Feature
Issue No. 23 - June/Nuly 2005
Franchise: method on the move
The popularity of franchising has exploded in recent years and Australians, in particular, are embracing the concept.
Australia now has in excess of 850 business-format franchise systems – an increase of over 20% in two years.1
A landmark study by Lorelle Frazer and Scott Weaven demonstrates the growth in both the number of franchisors and also the number of business-format franchised units operating in Australia.
The Frazer Weaven study constitutes the inaugural 2004 Deloitte Franchisee Satisfaction Survey – a collaborative initiative between Deloitte Touche Tohmatsu (‘Deloitte’), to inspire, Donaldson Walsh Lawyers and BDG International Pty Ltd.
US trend analyst John Naibett has calculated that, by 2012, franchising will have become the leading form of sales distribution in the world.
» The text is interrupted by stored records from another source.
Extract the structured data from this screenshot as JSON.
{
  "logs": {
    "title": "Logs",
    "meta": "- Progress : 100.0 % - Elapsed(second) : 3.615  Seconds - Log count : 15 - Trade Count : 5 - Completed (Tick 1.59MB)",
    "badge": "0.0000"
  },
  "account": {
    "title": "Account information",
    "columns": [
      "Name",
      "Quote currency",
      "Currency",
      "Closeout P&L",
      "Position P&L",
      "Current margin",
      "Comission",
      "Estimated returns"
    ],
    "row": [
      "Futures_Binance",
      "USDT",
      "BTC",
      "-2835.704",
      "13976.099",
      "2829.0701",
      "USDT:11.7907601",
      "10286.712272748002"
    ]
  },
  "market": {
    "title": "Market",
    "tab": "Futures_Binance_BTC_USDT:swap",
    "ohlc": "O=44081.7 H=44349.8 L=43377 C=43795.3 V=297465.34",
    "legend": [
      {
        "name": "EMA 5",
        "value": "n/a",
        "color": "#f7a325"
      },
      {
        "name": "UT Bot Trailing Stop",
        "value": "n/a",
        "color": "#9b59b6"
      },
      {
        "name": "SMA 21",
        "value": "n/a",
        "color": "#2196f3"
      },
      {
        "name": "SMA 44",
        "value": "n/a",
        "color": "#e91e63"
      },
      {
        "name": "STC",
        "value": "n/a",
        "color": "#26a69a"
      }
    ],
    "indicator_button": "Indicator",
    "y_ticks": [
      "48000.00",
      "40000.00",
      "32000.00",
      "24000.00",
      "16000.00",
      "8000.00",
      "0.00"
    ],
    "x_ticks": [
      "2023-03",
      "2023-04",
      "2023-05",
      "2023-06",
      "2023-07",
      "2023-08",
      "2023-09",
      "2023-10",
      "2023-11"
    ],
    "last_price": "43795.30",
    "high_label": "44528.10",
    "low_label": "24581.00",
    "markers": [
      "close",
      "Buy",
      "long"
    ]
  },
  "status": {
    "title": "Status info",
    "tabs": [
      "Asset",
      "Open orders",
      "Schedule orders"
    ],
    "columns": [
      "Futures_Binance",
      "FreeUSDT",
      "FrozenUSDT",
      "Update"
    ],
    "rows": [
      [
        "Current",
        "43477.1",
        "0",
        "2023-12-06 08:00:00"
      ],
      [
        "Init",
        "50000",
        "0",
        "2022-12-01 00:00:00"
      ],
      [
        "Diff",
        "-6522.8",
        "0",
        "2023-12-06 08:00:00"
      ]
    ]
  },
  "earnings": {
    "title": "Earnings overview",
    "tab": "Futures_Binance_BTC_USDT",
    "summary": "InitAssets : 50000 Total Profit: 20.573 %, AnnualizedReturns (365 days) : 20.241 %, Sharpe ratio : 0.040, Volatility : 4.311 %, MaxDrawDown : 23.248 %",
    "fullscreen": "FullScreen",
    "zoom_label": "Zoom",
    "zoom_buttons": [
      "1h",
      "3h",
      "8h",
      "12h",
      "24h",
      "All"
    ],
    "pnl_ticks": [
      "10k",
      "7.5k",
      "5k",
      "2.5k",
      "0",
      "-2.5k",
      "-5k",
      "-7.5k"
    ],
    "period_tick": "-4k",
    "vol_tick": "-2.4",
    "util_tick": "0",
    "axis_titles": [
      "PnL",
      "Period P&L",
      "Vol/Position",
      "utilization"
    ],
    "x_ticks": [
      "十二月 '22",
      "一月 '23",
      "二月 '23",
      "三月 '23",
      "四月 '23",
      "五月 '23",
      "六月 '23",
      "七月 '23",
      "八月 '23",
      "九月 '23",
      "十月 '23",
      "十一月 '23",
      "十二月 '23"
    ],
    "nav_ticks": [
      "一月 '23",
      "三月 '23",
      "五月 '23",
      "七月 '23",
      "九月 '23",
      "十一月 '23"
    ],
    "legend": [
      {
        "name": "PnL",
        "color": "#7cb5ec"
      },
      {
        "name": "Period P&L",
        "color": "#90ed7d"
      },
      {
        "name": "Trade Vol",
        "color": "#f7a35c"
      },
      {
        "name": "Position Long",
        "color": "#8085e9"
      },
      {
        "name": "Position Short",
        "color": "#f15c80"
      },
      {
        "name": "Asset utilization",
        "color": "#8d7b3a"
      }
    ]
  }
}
Franchising is seen as a logical and attractive mechanism for businesses to grow and, importantly, to have that growth funded. It also enables franchisors to penetrate markets, regions and territories much faster than they would otherwise be able to do.
Interestingly, the growth in franchising seems to be attracting a better educated, entrepreneurial, younger and more business savvy person – buying a franchise today is seen by some as a long term business career path and not just something one does to ‘buy a job’.
Those franchisors that develop a truly strategic partnering relationship with their franchisees stand to gain the most in today’s business climate.
The Frazer Weaven survey was designed as a Benchmark Survey, to be conducted biennially, providing insight into the general level of satisfaction of franchisees toward their franchise system and monitoring changes in franchisee profiles over time.
The overall key measure of the survey is franchisees’ SQ, or Satisfaction Quotient, a weighted average of their ratings on 95 statements to do with six separate attitudinal dimensions.